A notable proportion of returning soldiers from the various wars will likely return with psychological challenges that are based on what has happened to their brains during the war. The trauma of war can cause several problems to the brain and associated functions in thinking and feeling. Here are some of the changes anticipated and what they mean for returning soldiers:

1. Trauma may decrease the size and functioning of the long-term memory centers in the brain: When long-term memory is affected, returning soldiers are likely to experience their identities as fragmented. After all, we rely on our memories to create an internal sense of coherence. If you are entering the workforce with a disrupted sense of identity, how will this affect your interview anxiety? How might this affect how you appear when you apply for a job? What can we do about this?

2. Trauma may disrupt the brain bridge that connects the left and right hemispheres: When trauma disrupts the connection between thinking and feeling centers in the brain, one of the effects is also to worsen a sense of "wholeness." People can't quite feel what is going on; they feel less than human. How do we think this is going to impact relationships at home and at work?

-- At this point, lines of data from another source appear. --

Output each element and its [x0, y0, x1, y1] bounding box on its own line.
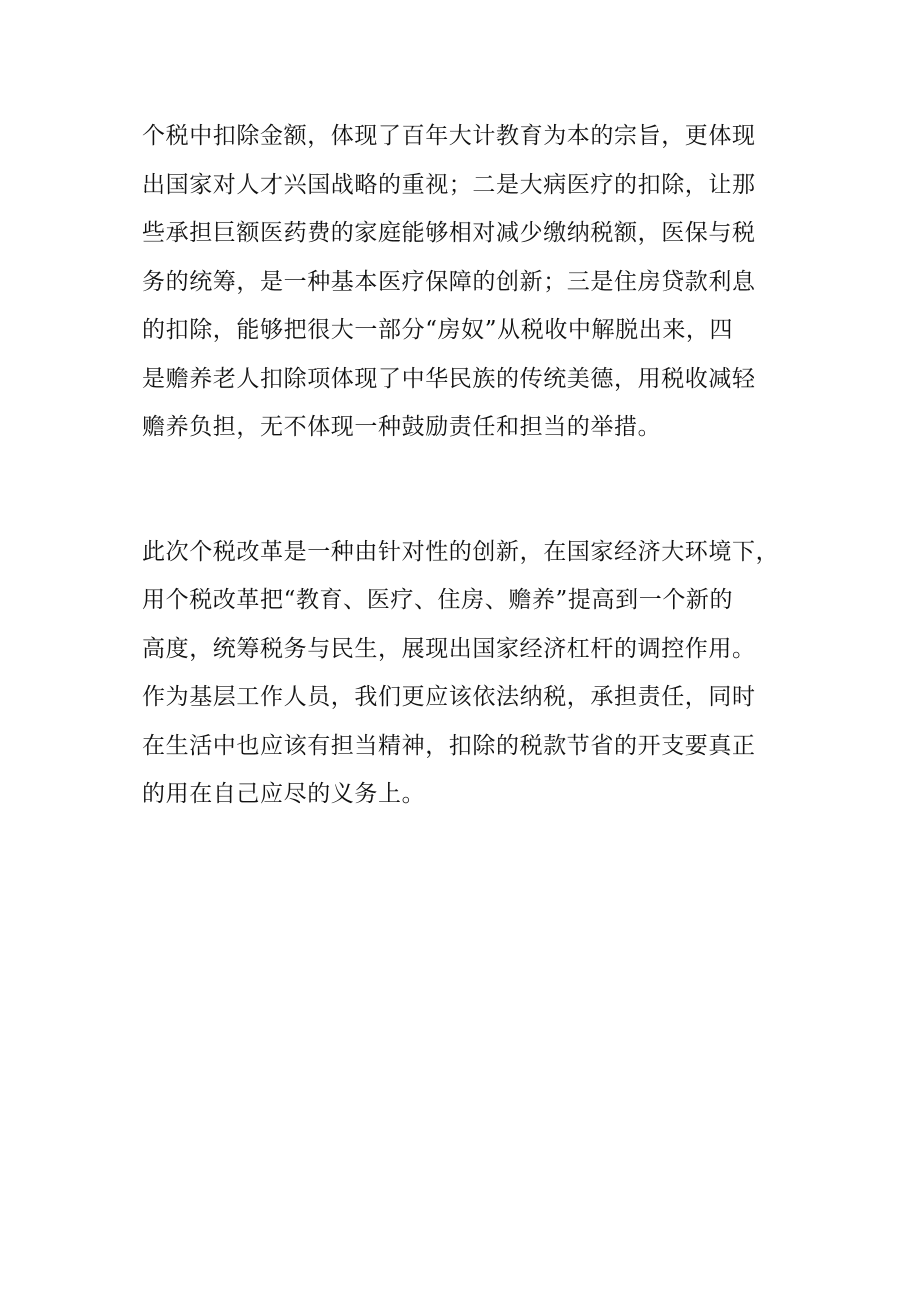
- paragraph-line: 作为基层工作人员，我们更应该依法纳税，承担责任，同时: [142, 684, 756, 710]
- paragraph-line: 是赡养老人扣除项体现了中华民族的传统美德，用税收减轻: [142, 365, 756, 392]
- paragraph-1: [142, 112, 792, 452]
- paragraph-line: 的用在自己应尽的义务上。: [142, 781, 426, 807]
- document-body: [142, 112, 792, 819]
- paragraph-spacing: [142, 452, 792, 528]
- paragraph-line: 些承担巨额医药费的家庭能够相对减少缴纳税额，医保与税: [142, 220, 756, 246]
- paragraph-line: 赡养负担，无不体现一种鼓励责任和担当的举措。: [142, 414, 662, 440]
- paragraph-line: 出国家对人才兴国战略的重视；二是大病医疗的扣除，让那: [142, 171, 756, 198]
- paragraph-line: 务的统筹，是一种基本医疗保障的创新；三是住房贷款利息: [142, 268, 756, 295]
- paragraph-2: [142, 528, 792, 819]
- paragraph-line: 在生活中也应该有担当精神，扣除的税款节省的开支要真正: [142, 732, 756, 759]
- paragraph-line: 高度，统筹税务与民生，展现出国家经济杠杆的调控作用。: [142, 635, 756, 662]
- paragraph-line: 的扣除，能够把很大一部分“房奴”从税收中解脱出来，四: [142, 317, 734, 343]
- paragraph-line: 此次个税改革是一种由针对性的创新，在国家经济大环境下，: [142, 538, 780, 565]
- paragraph-line: 个税中扣除金额，体现了百年大计教育为本的宗旨，更体现: [142, 123, 756, 149]
- paragraph-line: 用个税改革把“教育、医疗、住房、赡养”提高到一个新的: [142, 587, 734, 613]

3. Trauma increases dissociation but this defense has no impact on the unconscious brain: When people dissociate, they do so because they cannot deal with the intensity of emotional turmoil. While dissociation turns the conscious fears off, it has no effect on the unconscious brain -- it simply does not touch the fear center of the brain. Thus unconscious fears are rampant in the brain of the trauma survivor. This state of heightened fear is contagious and is bound to affect more people around. How will we deal with this when we need some fear stability in the stock market? (This is not a theoretical joke; it is based in brain science.)

4. Trauma disrupts the attentional brain and short-term memory as well: When trauma impacts attention in such a profound way, it will be difficult for returning soldiers to concentrate at work. Productivity will be affected and the quality of work will also be affected.

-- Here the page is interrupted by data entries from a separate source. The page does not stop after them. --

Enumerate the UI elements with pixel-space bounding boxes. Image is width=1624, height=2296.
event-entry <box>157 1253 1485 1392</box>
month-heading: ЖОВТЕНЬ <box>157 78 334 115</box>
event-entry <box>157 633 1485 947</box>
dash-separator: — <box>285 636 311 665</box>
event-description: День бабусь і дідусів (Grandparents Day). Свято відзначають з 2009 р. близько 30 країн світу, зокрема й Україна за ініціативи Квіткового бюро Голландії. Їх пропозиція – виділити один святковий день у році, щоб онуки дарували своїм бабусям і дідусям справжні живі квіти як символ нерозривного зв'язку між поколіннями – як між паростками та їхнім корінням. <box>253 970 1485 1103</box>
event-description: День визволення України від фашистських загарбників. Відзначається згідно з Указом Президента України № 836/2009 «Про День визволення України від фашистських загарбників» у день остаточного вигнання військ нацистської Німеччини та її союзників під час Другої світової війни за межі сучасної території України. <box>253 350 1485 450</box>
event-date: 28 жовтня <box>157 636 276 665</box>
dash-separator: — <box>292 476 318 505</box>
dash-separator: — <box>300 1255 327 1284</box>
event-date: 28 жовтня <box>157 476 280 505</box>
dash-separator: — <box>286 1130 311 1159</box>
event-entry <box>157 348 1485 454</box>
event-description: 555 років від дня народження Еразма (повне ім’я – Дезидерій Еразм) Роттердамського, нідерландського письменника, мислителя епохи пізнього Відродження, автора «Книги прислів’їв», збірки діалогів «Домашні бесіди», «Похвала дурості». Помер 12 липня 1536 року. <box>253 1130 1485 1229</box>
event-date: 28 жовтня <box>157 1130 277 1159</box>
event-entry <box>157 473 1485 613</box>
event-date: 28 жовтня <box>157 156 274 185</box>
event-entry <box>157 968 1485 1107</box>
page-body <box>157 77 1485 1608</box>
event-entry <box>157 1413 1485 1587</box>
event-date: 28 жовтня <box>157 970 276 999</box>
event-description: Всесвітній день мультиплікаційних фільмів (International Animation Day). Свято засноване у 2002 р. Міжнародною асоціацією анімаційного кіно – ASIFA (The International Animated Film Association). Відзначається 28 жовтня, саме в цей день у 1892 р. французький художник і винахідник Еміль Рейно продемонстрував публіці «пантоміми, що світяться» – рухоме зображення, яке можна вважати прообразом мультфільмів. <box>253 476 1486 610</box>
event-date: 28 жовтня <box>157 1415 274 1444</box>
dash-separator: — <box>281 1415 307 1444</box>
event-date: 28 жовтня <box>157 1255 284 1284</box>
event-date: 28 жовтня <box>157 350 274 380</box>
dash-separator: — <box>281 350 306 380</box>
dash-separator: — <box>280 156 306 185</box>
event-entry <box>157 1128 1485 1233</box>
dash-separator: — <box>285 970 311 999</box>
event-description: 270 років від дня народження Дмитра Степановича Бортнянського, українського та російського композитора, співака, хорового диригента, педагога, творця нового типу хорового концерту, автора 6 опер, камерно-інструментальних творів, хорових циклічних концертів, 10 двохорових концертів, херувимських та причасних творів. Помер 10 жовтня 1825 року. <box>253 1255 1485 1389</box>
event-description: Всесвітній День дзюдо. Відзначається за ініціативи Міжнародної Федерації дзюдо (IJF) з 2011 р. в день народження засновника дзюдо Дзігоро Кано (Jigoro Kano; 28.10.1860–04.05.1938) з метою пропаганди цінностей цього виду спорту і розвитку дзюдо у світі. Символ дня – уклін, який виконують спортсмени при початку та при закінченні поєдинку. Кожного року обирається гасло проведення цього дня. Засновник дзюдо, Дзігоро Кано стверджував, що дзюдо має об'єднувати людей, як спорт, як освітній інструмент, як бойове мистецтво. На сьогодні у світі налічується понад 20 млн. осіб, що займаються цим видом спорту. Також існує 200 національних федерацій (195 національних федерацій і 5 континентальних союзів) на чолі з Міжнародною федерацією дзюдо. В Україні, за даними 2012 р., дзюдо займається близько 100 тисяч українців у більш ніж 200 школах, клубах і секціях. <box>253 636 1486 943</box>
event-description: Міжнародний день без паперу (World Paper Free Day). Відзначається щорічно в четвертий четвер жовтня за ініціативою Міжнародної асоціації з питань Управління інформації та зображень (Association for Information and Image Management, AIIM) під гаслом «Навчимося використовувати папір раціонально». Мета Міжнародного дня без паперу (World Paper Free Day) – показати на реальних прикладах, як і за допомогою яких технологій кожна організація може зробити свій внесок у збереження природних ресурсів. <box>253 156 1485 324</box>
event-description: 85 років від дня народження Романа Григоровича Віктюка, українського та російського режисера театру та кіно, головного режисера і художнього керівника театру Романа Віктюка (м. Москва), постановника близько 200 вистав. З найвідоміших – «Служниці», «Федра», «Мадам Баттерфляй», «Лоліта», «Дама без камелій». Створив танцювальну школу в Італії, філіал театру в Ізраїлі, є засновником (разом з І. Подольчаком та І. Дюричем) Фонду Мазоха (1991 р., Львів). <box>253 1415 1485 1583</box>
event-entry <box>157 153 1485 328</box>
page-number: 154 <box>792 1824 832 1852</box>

So why worry about this if it is inevitable? I think that we can be wiser in setting up early intervention centers for vulnerable people. Rather than scuttling them through an aged veterans system, we can recognize likely neuropsychological deficits early and integrate these into rehabilitation programs targeted toward focused work capabilities. As I explain in my book: "Life Unlocked: 7 Revolutionary lessons To Overcome Fear" we need to teach these soldiers to develop emotional superglue. We can focus on techniques that enhance attention and memory, therapies that help people integrate thoughts and feelings, helping people understand worry through greater mindfulness and therapies based on metacognitive therapy, and offer well-matched solutions from meditation to intense psychological interventions so that this greater support can get the soldiers back on track to compete fairly in the workforce.

This, however, will only happen if we take these issues seriously and wise up about early intervention with distinct focused training and occupational rehabilitation through resiliency enhancement that improves the functioning of our remarkable soldiers and gives them a fair chance at living a comfortable work life - for themselves, and for the country at large.